The trial is a prospective, single-arm study of 258 patients at 49 US sites, led by national co-investigators Kenneth Rosenfield, Massachusetts General Hospital in Boston and Lawrence Garcia, Steward’s St. Elizabeth’s Medical Center of Boston. The objective of the study is to demonstrate safety and effectiveness of the Supera stent in treating obstructive disease in the superficial femoral artery.
“We are excited to complete enrolment in this important trial, and will now focus our efforts on patient follow-up and analysis. Given the encouraging data we have seen from Europe for the Supera stent, and given the stent’s outstanding mechanical properties, we are anxious to finalise our results. It has been a pleasure to work with the great team of researchers, coordinators, and support staff on this trial.” Rosenfield said.
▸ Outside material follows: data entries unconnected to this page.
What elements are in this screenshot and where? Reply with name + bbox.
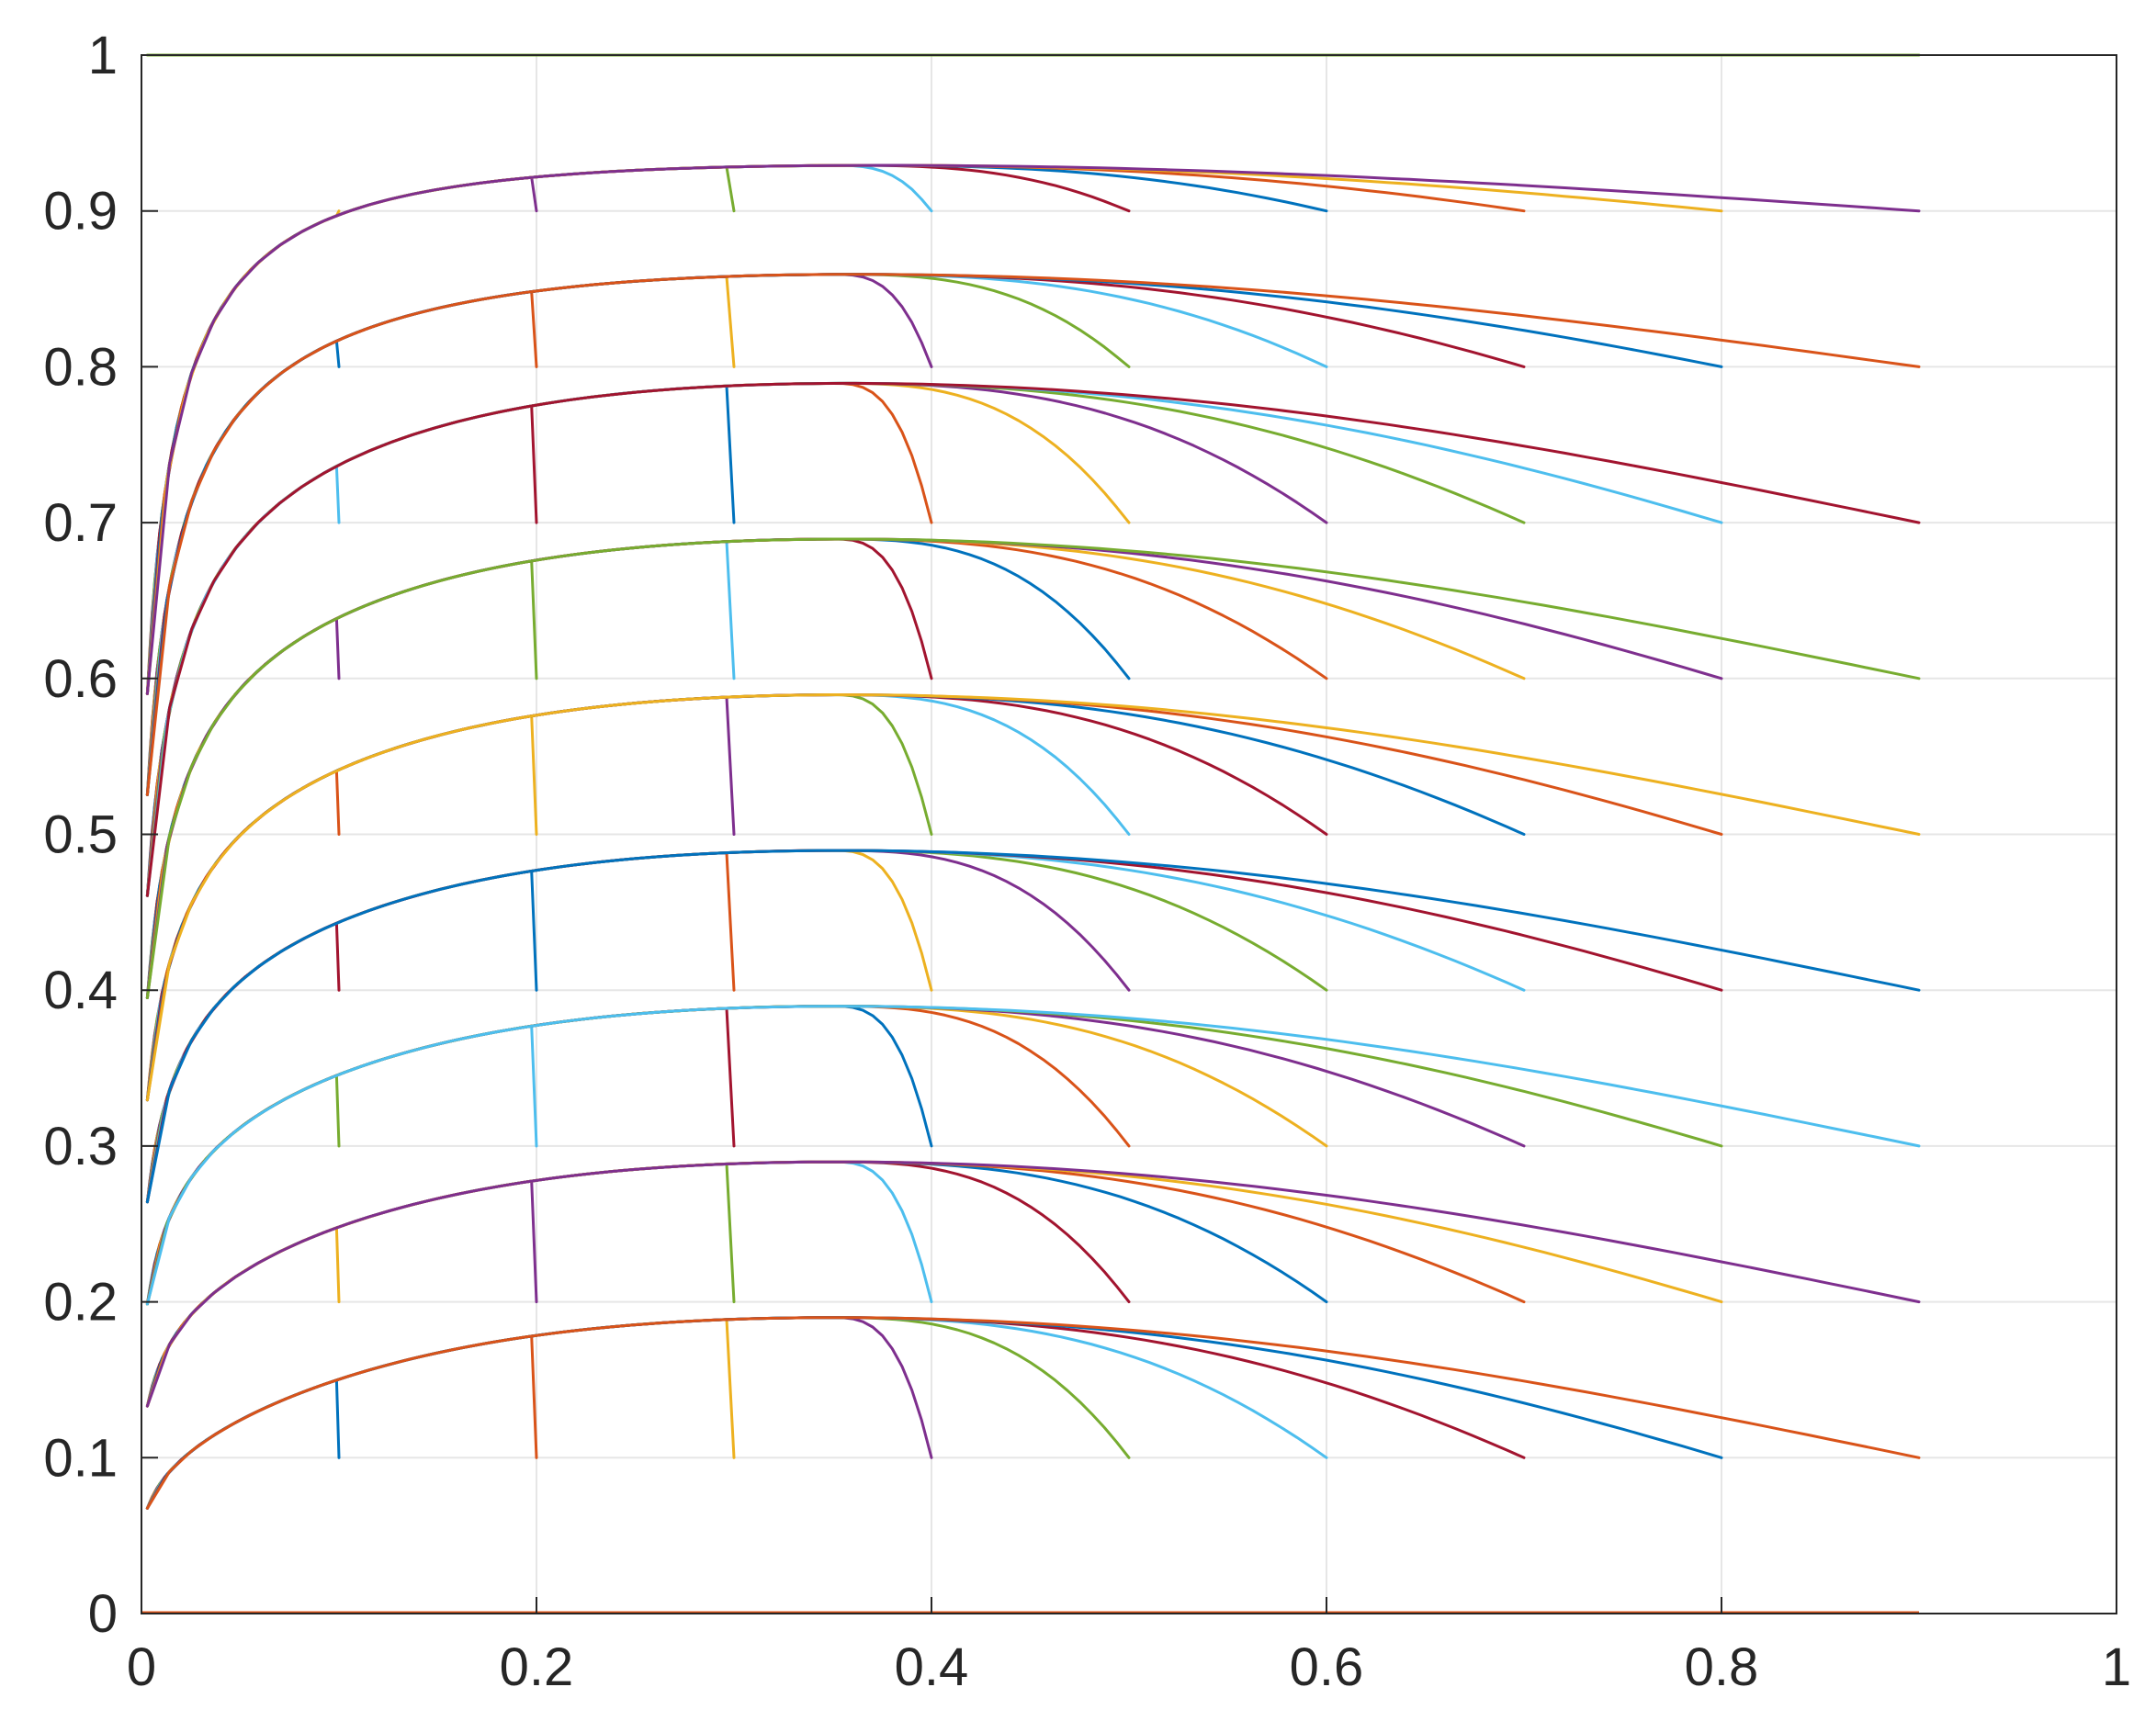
series-line bbox=[145, 1316, 1921, 1510]
series-line bbox=[145, 849, 1921, 1204]
series-line bbox=[145, 1005, 1921, 1306]
x-tick-label: 1 bbox=[2102, 1637, 2131, 1697]
y-tick-label: 0.1 bbox=[43, 1428, 118, 1488]
x-axis-ticks: 0 0.2 0.4 0.6 0.8 1 bbox=[127, 1597, 2131, 1697]
series-line bbox=[145, 381, 1921, 897]
y-tick-label: 0.7 bbox=[43, 493, 118, 553]
series-line bbox=[145, 693, 1921, 1102]
x-tick-label: 0.4 bbox=[895, 1637, 969, 1697]
series-line bbox=[145, 537, 1921, 999]
y-tick-label: 0.6 bbox=[43, 649, 118, 709]
y-tick-label: 0.9 bbox=[43, 182, 118, 242]
y-tick-label: 0.2 bbox=[43, 1273, 118, 1333]
series-line bbox=[145, 1160, 1921, 1408]
series-lines bbox=[141, 53, 1921, 1614]
y-tick-label: 0.8 bbox=[43, 337, 118, 397]
series-line bbox=[145, 163, 1921, 695]
x-tick-label: 0.6 bbox=[1290, 1637, 1364, 1697]
y-axis-ticks: 0 0.1 0.2 0.3 0.4 0.5 0.6 0.7 0.8 0.9 1 bbox=[43, 26, 158, 1644]
y-tick-label: 0 bbox=[88, 1584, 118, 1644]
series-line bbox=[145, 273, 1921, 796]
x-tick-label: 0.2 bbox=[500, 1637, 574, 1697]
x-tick-label: 0 bbox=[127, 1637, 156, 1697]
y-tick-label: 1 bbox=[88, 26, 118, 85]
y-tick-label: 0.4 bbox=[43, 961, 118, 1020]
y-tick-label: 0.3 bbox=[43, 1117, 118, 1176]
x-tick-label: 0.8 bbox=[1685, 1637, 1759, 1697]
y-tick-label: 0.5 bbox=[43, 805, 118, 865]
“Endovascular treatment of the superficial femoral artery in particular has been problematic for the millions of patients suffering from peripheral artery disease in the United States,” added Garcia. “The unique radial strength and flexibility of the Supera stent’s design may provide what has been needed to successfully treat this challenging vessel.”
Dennis Donohoe, IDEV’s chief medical officer, has served as a key liaison to the clinical site investigators throughout the trial. “Completing enrolment of more than 250 pivotal patients in less than two years is a significant achievement and reflects not only the caliber of our investigator teams but also their confidence in this stent. I congratulate the team and look forward to our continued collaboration.”